Por: Hugo Sabogal

Denominación Patagonia

Les escribo desde Patagonia, donde bodegas centenarias e influyentes como Humberto Canale, afincada en la provincia de Río Negro, les abrió caminos a nuevos emprendedores en la vecina Neuquén, donde en algo más de diez años se están produciendo vinos para levantar el ceño.

Tan importantes como los vinos es el rápido ascenso de la más nueva región vitivinícola argentina. A Neuquén se le conocían sus manzanas y peras, y, obviamente, por sus ricos yacimientos petroleros. Pero hoy el vino aparece como nuevo valor cultural de la región.

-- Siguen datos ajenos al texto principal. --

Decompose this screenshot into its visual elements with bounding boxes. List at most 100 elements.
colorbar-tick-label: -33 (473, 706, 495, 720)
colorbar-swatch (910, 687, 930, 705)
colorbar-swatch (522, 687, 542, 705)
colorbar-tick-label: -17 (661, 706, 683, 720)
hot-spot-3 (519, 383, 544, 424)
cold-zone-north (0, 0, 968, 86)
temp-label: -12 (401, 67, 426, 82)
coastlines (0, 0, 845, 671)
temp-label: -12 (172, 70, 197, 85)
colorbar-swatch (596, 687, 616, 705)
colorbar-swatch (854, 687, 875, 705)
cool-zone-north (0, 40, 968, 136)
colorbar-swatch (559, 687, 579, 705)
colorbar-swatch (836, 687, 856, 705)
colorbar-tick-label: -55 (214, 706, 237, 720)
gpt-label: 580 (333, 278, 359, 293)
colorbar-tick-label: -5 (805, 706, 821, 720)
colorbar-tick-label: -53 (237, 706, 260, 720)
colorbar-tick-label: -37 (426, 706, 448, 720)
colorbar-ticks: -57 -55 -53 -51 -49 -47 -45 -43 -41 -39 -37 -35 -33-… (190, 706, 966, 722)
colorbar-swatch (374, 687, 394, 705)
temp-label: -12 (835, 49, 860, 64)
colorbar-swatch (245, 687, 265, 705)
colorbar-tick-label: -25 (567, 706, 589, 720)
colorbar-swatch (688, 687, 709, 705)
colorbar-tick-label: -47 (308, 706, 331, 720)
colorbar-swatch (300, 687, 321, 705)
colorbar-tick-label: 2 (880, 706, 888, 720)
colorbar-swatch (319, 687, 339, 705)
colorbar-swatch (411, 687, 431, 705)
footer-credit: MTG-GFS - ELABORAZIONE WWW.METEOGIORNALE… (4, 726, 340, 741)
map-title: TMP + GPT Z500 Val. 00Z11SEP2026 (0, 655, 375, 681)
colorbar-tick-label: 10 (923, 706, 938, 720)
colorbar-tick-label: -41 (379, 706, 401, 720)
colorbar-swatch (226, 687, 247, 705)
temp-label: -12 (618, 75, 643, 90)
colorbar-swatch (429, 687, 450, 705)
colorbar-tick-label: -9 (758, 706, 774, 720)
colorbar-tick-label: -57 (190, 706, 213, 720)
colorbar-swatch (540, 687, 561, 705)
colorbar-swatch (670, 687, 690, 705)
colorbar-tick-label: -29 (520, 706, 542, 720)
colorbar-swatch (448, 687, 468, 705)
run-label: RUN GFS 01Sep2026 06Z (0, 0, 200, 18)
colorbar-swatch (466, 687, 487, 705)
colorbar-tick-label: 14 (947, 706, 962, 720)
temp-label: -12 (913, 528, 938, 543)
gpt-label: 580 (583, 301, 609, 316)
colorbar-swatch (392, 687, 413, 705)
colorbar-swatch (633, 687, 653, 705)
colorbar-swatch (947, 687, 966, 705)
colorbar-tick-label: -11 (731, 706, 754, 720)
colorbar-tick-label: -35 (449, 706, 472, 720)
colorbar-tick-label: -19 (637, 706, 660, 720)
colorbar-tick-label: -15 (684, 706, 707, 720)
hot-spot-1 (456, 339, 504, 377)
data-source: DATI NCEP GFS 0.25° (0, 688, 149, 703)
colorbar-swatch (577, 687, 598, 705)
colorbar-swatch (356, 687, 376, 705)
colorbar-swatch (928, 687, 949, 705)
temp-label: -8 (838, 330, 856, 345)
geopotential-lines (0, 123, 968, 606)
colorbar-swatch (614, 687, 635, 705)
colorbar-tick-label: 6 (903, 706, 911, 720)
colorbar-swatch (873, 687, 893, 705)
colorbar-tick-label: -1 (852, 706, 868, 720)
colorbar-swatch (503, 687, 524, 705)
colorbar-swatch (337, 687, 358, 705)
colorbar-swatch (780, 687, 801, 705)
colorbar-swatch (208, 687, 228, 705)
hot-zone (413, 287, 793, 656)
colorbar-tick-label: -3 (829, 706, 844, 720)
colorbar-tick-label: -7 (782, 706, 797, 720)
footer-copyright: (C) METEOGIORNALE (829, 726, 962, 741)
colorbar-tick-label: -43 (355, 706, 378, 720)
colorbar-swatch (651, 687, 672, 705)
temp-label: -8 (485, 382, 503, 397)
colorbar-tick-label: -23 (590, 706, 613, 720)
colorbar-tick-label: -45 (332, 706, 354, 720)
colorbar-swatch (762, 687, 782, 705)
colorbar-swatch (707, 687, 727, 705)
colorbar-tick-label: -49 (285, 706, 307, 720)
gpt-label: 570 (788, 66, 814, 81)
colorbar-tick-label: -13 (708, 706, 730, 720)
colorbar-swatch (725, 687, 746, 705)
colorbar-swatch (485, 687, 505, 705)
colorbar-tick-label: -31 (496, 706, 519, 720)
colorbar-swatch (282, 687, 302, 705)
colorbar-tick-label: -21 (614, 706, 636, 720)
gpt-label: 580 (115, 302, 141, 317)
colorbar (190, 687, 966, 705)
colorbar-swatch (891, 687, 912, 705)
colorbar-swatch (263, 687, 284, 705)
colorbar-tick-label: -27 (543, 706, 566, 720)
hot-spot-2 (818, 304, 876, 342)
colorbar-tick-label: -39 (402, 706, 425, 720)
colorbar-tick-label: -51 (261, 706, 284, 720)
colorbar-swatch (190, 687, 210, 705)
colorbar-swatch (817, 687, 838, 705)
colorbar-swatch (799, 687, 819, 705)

El hombre detrás de este movimiento es Julio Viola, uruguayo de nacimiento y con arraigados ancestros italianos. Al emigrar a Argentina no contaba con mucho: poca plata y un corto paso por la Facultad de Derecho. O sea: escasas herramientas para triunfar.

Pero la Patagonia argentina, con sus 900 mil kilómetros cuadrados de extensión, casi igual al tamaño de Colombia, comenzaba a despuntar en el Cono Sur como un nuevo polo de desarrollo económico.

Viola no tardó mucho en concluir que al crecimiento productivo le faltaba una pata: el negocio inmobiliario. Además, recuerda, “era algo que resultaba afín con mi personalidad”.

Fue así como reunió suficientes fondos para comprar tierras baldías y luego transformarlas en urbanizaciones.

En 1998 gestionó la explotación de un terreno virgen y desértico de 3.000 hectáreas, en la zona de San Patricio del Chañar, a 55 kilómetros de Neuquén. Su propuesta fue introducir un nuevo concepto de manejo agrícola, consistente en fincas, llave en mano, dotadas de la última tecnología. Primero intentó con la fruta, pero rápidamente descubrió que el clima y suelo del lugar también eran aptos para la vid.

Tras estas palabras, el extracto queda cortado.